Procurados pelo UOL, professores acusadospelos alunos negaram as acusações. As universidades não responderam.
O que aconteceu
O caso de Sebastião Peixoto, 46 anos, não é isolado. A reportagem do UOL teve acesso a depoimentos, fotos, conversas e documentos em áudio e vídeo que mostram a situação dos alunos. Eles foram ofendidos por professores e, em alguns casos, extorquidos em troca de benefícios.
Ana (nome fictício) é estudante do quinto semestre de medicina e acusa professores da Unicen de Cochabamba de abuso psicológico e assédio sexual. A brasileira está na Bolívia há três anos.
Logo que eu cheguei na universidade foram me avisando: 'Olha, o professor de anatomia, Ivan Jesús Ayala Mojeron, tem preferência pelos brasileiros. Se você não fizer o que ele quer, não vai passar de ano
Estudante brasileira da Unicen
A aluna também cita outro professor: Gary Ayla. Segundo um estudante, o profissional persegue as alunas que rejeitam os avanços sexuais dele. “Amigas minhas que não aceitaram as cantadas foram extorquidas para se manterem no curso”, diz.
A recém-formada SG, 25, concluiu o internato em julho do ano passado. A médica é de São Paulo e está há 7 anos na Bolívia. Um profissional conta que é comum que os alunos sofram abusos psicológicos, humilhações e maus-tratos.
Eu gravei vídeos durante os descansos rápidos que tivemos, para não esquecer que passei por tudo isso calada. Nos mandavam para lugares insalubres para morar durante o período de internato. Não há lugar para dormir, tomar banho ou comer. Cheguei a participar de até 6 cesáreas seguidas, fico pensando como isso foi possível. Desmaiei pelo menos três vezes para não conseguir me alimentar direito. Cansei de ver colegas de curso com fadiga, infecção urinária, AVC por estresse e depressão
SG, médica brasileira formada na Bolívia.
Estudante da Udabol, Sebastião Peixoto escreveu uma carta aberta nas redes sociais antes de cometer suicídio em 13 de novembro. Sebas, como era conhecido pelos colegas, disse em mensagens para a família que perdeu 12 quilos em apenas 2 meses, e que se sentia muito fraco. Ele relatou que não aguentou mais a pressão da carga horária e as humilhações.

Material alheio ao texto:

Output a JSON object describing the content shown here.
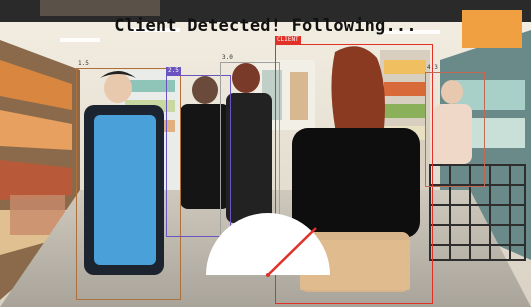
{
  "overlay": {
    "status_text": "Client Detected! Following...",
    "status_color": "#111111"
  },
  "detections": [
    {
      "id": "person-1",
      "tag": "1.5",
      "role": "person",
      "color": "#b0703a"
    },
    {
      "id": "person-2",
      "tag": "2.5",
      "role": "person",
      "color": "#6a55c0"
    },
    {
      "id": "person-3",
      "tag": "3.0",
      "role": "person",
      "color": "#a0a0a0"
    },
    {
      "id": "client",
      "tag": "CLIENT",
      "role": "client",
      "color": "#e03028"
    },
    {
      "id": "person-5",
      "tag": "4.3",
      "role": "person",
      "color": "#c06a55"
    }
  ],
  "hud": {
    "direction_indicator": "semicircle-gauge",
    "arrow_color": "#e03028",
    "gauge_color": "#ffffff"
  },
  "colors": {
    "floor": "#d8d2c6",
    "ceiling": "#efe9dc",
    "shelf_warm": "#c98a4a",
    "shelf_cool": "#7fb9b0"
  }
}
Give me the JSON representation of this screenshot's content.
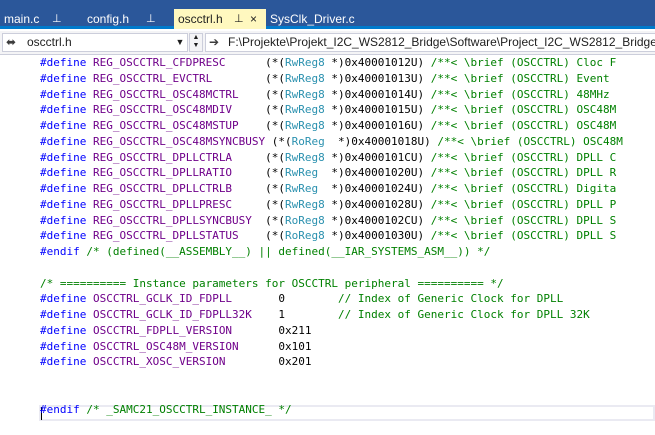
{
  "tabs": [
    {
      "label": "main.c",
      "pin": "⊥",
      "active": false
    },
    {
      "label": "config.h",
      "pin": "⊥",
      "active": false
    },
    {
      "label": "oscctrl.h",
      "pin": "⊥",
      "close": "×",
      "active": true
    },
    {
      "label": "SysClk_Driver.c",
      "active": false
    }
  ],
  "nav": {
    "file_label": "oscctrl.h",
    "file_icon": "h-file-icon",
    "path_label": "F:\\Projekte\\Projekt_I2C_WS2812_Bridge\\Software\\Project_I2C_WS2812_Bridge_At",
    "path_icon": "pin-arrow-icon"
  },
  "code_lines": [
    [
      [
        "kw",
        "#define "
      ],
      [
        "macro",
        "REG_OSCCTRL_CFDPRESC      "
      ],
      [
        "tx",
        "(*("
      ],
      [
        "type",
        "RwReg8"
      ],
      [
        "tx",
        " *)0x40001012U) "
      ],
      [
        "cm",
        "/**< \\brief (OSCCTRL) Cloc F"
      ]
    ],
    [
      [
        "kw",
        "#define "
      ],
      [
        "macro",
        "REG_OSCCTRL_EVCTRL        "
      ],
      [
        "tx",
        "(*("
      ],
      [
        "type",
        "RwReg8"
      ],
      [
        "tx",
        " *)0x40001013U) "
      ],
      [
        "cm",
        "/**< \\brief (OSCCTRL) Event "
      ]
    ],
    [
      [
        "kw",
        "#define "
      ],
      [
        "macro",
        "REG_OSCCTRL_OSC48MCTRL    "
      ],
      [
        "tx",
        "(*("
      ],
      [
        "type",
        "RwReg8"
      ],
      [
        "tx",
        " *)0x40001014U) "
      ],
      [
        "cm",
        "/**< \\brief (OSCCTRL) 48MHz "
      ]
    ],
    [
      [
        "kw",
        "#define "
      ],
      [
        "macro",
        "REG_OSCCTRL_OSC48MDIV     "
      ],
      [
        "tx",
        "(*("
      ],
      [
        "type",
        "RwReg8"
      ],
      [
        "tx",
        " *)0x40001015U) "
      ],
      [
        "cm",
        "/**< \\brief (OSCCTRL) OSC48M"
      ]
    ],
    [
      [
        "kw",
        "#define "
      ],
      [
        "macro",
        "REG_OSCCTRL_OSC48MSTUP    "
      ],
      [
        "tx",
        "(*("
      ],
      [
        "type",
        "RwReg8"
      ],
      [
        "tx",
        " *)0x40001016U) "
      ],
      [
        "cm",
        "/**< \\brief (OSCCTRL) OSC48M"
      ]
    ],
    [
      [
        "kw",
        "#define "
      ],
      [
        "macro",
        "REG_OSCCTRL_OSC48MSYNCBUSY "
      ],
      [
        "tx",
        "(*("
      ],
      [
        "type",
        "RoReg "
      ],
      [
        "tx",
        " *)0x40001018U) "
      ],
      [
        "cm",
        "/**< \\brief (OSCCTRL) OSC48M"
      ]
    ],
    [
      [
        "kw",
        "#define "
      ],
      [
        "macro",
        "REG_OSCCTRL_DPLLCTRLA     "
      ],
      [
        "tx",
        "(*("
      ],
      [
        "type",
        "RwReg8"
      ],
      [
        "tx",
        " *)0x4000101CU) "
      ],
      [
        "cm",
        "/**< \\brief (OSCCTRL) DPLL C"
      ]
    ],
    [
      [
        "kw",
        "#define "
      ],
      [
        "macro",
        "REG_OSCCTRL_DPLLRATIO     "
      ],
      [
        "tx",
        "(*("
      ],
      [
        "type",
        "RwReg "
      ],
      [
        "tx",
        " *)0x40001020U) "
      ],
      [
        "cm",
        "/**< \\brief (OSCCTRL) DPLL R"
      ]
    ],
    [
      [
        "kw",
        "#define "
      ],
      [
        "macro",
        "REG_OSCCTRL_DPLLCTRLB     "
      ],
      [
        "tx",
        "(*("
      ],
      [
        "type",
        "RwReg "
      ],
      [
        "tx",
        " *)0x40001024U) "
      ],
      [
        "cm",
        "/**< \\brief (OSCCTRL) Digita"
      ]
    ],
    [
      [
        "kw",
        "#define "
      ],
      [
        "macro",
        "REG_OSCCTRL_DPLLPRESC     "
      ],
      [
        "tx",
        "(*("
      ],
      [
        "type",
        "RwReg8"
      ],
      [
        "tx",
        " *)0x40001028U) "
      ],
      [
        "cm",
        "/**< \\brief (OSCCTRL) DPLL P"
      ]
    ],
    [
      [
        "kw",
        "#define "
      ],
      [
        "macro",
        "REG_OSCCTRL_DPLLSYNCBUSY  "
      ],
      [
        "tx",
        "(*("
      ],
      [
        "type",
        "RoReg8"
      ],
      [
        "tx",
        " *)0x4000102CU) "
      ],
      [
        "cm",
        "/**< \\brief (OSCCTRL) DPLL S"
      ]
    ],
    [
      [
        "kw",
        "#define "
      ],
      [
        "macro",
        "REG_OSCCTRL_DPLLSTATUS    "
      ],
      [
        "tx",
        "(*("
      ],
      [
        "type",
        "RoReg8"
      ],
      [
        "tx",
        " *)0x40001030U) "
      ],
      [
        "cm",
        "/**< \\brief (OSCCTRL) DPLL S"
      ]
    ],
    [
      [
        "kw",
        "#endif "
      ],
      [
        "cm",
        "/* (defined(__ASSEMBLY__) || defined(__IAR_SYSTEMS_ASM__)) */"
      ]
    ],
    [],
    [
      [
        "cm",
        "/* ========== Instance parameters for OSCCTRL peripheral ========== */"
      ]
    ],
    [
      [
        "kw",
        "#define "
      ],
      [
        "macro",
        "OSCCTRL_GCLK_ID_FDPLL       "
      ],
      [
        "num",
        "0        "
      ],
      [
        "cm",
        "// Index of Generic Clock for DPLL"
      ]
    ],
    [
      [
        "kw",
        "#define "
      ],
      [
        "macro",
        "OSCCTRL_GCLK_ID_FDPLL32K    "
      ],
      [
        "num",
        "1        "
      ],
      [
        "cm",
        "// Index of Generic Clock for DPLL 32K"
      ]
    ],
    [
      [
        "kw",
        "#define "
      ],
      [
        "macro",
        "OSCCTRL_FDPLL_VERSION       "
      ],
      [
        "num",
        "0x211"
      ]
    ],
    [
      [
        "kw",
        "#define "
      ],
      [
        "macro",
        "OSCCTRL_OSC48M_VERSION      "
      ],
      [
        "num",
        "0x101"
      ]
    ],
    [
      [
        "kw",
        "#define "
      ],
      [
        "macro",
        "OSCCTRL_XOSC_VERSION        "
      ],
      [
        "num",
        "0x201"
      ]
    ],
    [],
    [],
    [
      [
        "kw",
        "#endif "
      ],
      [
        "cm",
        "/* _SAMC21_OSCCTRL_INSTANCE_ */"
      ]
    ],
    []
  ]
}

Meu irmão pediu socorro, tentamos ajudar, eu implorei para ele voltar, não deu tempo. Ele pediu para mudar o local de trabalho, não permitiu. Ele alertou que viu colegas infartando, e outros até tirando a própria vida, ele não foi o primeiro. Meu irmão sempre teve um sonho de ser médico, por isso foi para a Bolívia. Até quando tanto descaso? Nem água ofereciam para o meu irmão. Passou fome, sede e humilhações. Quero justiça.
Daniele Peixoto Pereira, irmã de Sebastião
Em uma mensagem de áudio enviada para a família, Sebastião diz: "Tem dia que eu tomo um gole de água de manhã, e depois só volto a tomar água as oito da noite. Estou com medo dos meus enxágues pararem. Não vou aguentar , estou falando para vocês. Eu preciso mudar urgentemente de hospital. Isso é massacre, escravidão e suicídio, tenho 46 anos, não vou suportar isso”.
Sebastião era casado com uma boliviana e deixa dois filhos. Um de 3 meses e uma adolescente de 14 anos, que mora na Bahia.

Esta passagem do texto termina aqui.